Camps Just For Boys
WE held out the word computer. It was meant as consolation. My son had just been told he was going to day boy's summer camp and he was showing signs of rebellion. It was the first and last attempt at independence we allowed this summer.
"You get to work on a computer," I said. "They have a video period, and you can learn how to play badminton." Next we'll make him learn croquet, and the Japanese tea ceremony and how to do the waltz. "Look," I said, going for his weak spot, "the camps just around the corner from Sam the Record Man. Maybe I can get off work early and we can look for some good tapes." This is why my wife and I settled on a downtown day camp and not the backwoods canoe camp I went to at his age. The tape bribe wouldn't work in mosquito country.
It didn't work too well here. "I don't want to go to computer camp," he said. "I'm going to rap camp." Rap camp? I'd heard of baseball camp, music camp, diet camp, Russian hockey camp, etiquette camp and investment camp, but this was the first time I'd met someone who was going to rap camp.
"I don't think so," I said. "We've already paid for your day camp." Every now and then you have to imitate one of those TV fathers who knew best, just to see if you can still do them. But something inside me, the part that used to wonder why I had to string gimp and eat dehydrated soup and chant "Land of the silver birch, home of the beaver" at the age of 10, and now wonders why I spend my summer fingering a computer keyboard in downtown Toronto, thought that rap camp wasn't such a bad idea.
My parents tried to send me to this camp all day I looked them in the eye and I said "No way!" Their parents may have made them do this kind of crap, But who needs Word Perfect when your camp has rap?
Day camp has started.

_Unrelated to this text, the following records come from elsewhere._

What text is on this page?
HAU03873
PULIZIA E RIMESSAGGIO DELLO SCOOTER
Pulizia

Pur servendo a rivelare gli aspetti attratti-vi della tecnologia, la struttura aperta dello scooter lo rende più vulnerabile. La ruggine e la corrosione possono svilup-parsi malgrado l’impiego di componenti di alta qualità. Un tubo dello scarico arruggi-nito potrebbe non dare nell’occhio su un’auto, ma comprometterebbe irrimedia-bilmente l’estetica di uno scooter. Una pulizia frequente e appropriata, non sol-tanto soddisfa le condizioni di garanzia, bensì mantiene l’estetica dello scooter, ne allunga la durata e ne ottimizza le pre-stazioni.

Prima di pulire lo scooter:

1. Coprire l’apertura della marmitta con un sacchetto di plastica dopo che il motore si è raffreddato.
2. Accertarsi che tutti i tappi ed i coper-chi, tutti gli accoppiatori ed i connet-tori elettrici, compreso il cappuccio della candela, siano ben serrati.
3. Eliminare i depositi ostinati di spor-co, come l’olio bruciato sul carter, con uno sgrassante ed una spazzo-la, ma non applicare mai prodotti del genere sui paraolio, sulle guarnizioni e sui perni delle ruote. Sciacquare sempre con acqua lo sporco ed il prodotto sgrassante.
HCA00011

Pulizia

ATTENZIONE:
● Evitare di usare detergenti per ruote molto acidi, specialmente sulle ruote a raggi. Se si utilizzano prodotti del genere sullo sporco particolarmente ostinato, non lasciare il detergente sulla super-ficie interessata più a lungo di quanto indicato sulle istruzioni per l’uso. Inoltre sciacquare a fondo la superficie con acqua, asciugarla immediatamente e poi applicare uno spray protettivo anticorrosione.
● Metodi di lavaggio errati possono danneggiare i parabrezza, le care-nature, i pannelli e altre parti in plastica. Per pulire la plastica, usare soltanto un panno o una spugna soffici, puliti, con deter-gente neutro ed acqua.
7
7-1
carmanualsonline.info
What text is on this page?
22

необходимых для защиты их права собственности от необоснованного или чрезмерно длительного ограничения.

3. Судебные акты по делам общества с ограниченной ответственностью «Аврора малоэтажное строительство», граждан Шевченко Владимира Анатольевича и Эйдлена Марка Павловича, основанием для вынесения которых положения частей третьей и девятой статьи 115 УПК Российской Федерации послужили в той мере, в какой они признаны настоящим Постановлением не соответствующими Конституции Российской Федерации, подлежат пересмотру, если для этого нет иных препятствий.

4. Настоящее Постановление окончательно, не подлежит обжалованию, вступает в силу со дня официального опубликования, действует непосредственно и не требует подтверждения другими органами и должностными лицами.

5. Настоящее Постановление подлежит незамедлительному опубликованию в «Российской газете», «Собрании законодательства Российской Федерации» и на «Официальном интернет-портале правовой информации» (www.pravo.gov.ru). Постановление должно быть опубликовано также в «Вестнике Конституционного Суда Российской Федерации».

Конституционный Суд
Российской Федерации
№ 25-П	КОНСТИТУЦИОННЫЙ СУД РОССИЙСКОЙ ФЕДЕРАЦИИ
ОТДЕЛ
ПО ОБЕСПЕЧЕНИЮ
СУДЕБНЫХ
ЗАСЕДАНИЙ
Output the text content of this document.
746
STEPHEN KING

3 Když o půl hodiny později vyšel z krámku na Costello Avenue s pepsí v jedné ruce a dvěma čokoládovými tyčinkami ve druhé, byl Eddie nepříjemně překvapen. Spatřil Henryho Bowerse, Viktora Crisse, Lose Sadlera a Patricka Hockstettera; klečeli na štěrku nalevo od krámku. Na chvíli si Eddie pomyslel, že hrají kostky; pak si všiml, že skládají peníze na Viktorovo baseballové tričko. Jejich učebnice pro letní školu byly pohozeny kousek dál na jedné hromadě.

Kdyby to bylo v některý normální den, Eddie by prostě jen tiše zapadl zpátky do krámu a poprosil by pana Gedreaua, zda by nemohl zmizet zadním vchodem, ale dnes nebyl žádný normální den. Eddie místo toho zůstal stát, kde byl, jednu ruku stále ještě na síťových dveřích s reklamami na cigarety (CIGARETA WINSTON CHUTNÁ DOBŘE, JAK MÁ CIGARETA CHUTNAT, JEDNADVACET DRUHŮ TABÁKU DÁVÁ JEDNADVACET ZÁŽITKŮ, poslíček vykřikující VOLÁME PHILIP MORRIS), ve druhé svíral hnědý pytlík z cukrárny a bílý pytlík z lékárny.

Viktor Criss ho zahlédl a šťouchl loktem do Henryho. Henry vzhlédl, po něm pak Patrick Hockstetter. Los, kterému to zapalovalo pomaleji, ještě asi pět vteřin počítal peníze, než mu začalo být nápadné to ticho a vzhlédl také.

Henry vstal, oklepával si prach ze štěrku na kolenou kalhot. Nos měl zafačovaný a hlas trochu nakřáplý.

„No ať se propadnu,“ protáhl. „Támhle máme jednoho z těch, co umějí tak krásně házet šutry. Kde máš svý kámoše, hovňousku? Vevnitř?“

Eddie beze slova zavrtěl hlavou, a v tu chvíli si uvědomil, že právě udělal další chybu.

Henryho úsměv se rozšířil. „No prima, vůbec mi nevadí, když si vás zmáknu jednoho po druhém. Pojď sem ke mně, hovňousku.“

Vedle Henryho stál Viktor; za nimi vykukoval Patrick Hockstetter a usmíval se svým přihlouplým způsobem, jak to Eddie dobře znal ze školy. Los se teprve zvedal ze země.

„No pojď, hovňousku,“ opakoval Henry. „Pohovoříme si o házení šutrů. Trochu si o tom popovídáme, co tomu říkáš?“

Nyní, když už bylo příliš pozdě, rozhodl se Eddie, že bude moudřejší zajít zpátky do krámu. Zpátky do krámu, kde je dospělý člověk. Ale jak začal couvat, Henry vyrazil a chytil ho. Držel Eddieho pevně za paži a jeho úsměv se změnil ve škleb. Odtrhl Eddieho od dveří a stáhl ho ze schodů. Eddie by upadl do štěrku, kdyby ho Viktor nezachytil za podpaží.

My son disappears at 8 a.m. before he's awake enough to protest. It's not so bad. They gave out camp T-shirts with neon letters and you can buy junk food from the camp cafeteria at snack time. Maybe the happy campers will get to do their rap number in the video period or generate a virus in computer class or brain each other with shuttlecocks.
But I don't think so. Something about summer camp seems to have, can I say it, a civilizing effect on the young. It also seems to be very tiring, which makes me wonder if the two go together. The children swim, work their way through an exercise circuit and play soccer, badminton, baseball and squash. The computers and videos are there to lure in the progressive parent and the reluctant child, but the humanizing comes from muscles and sweat.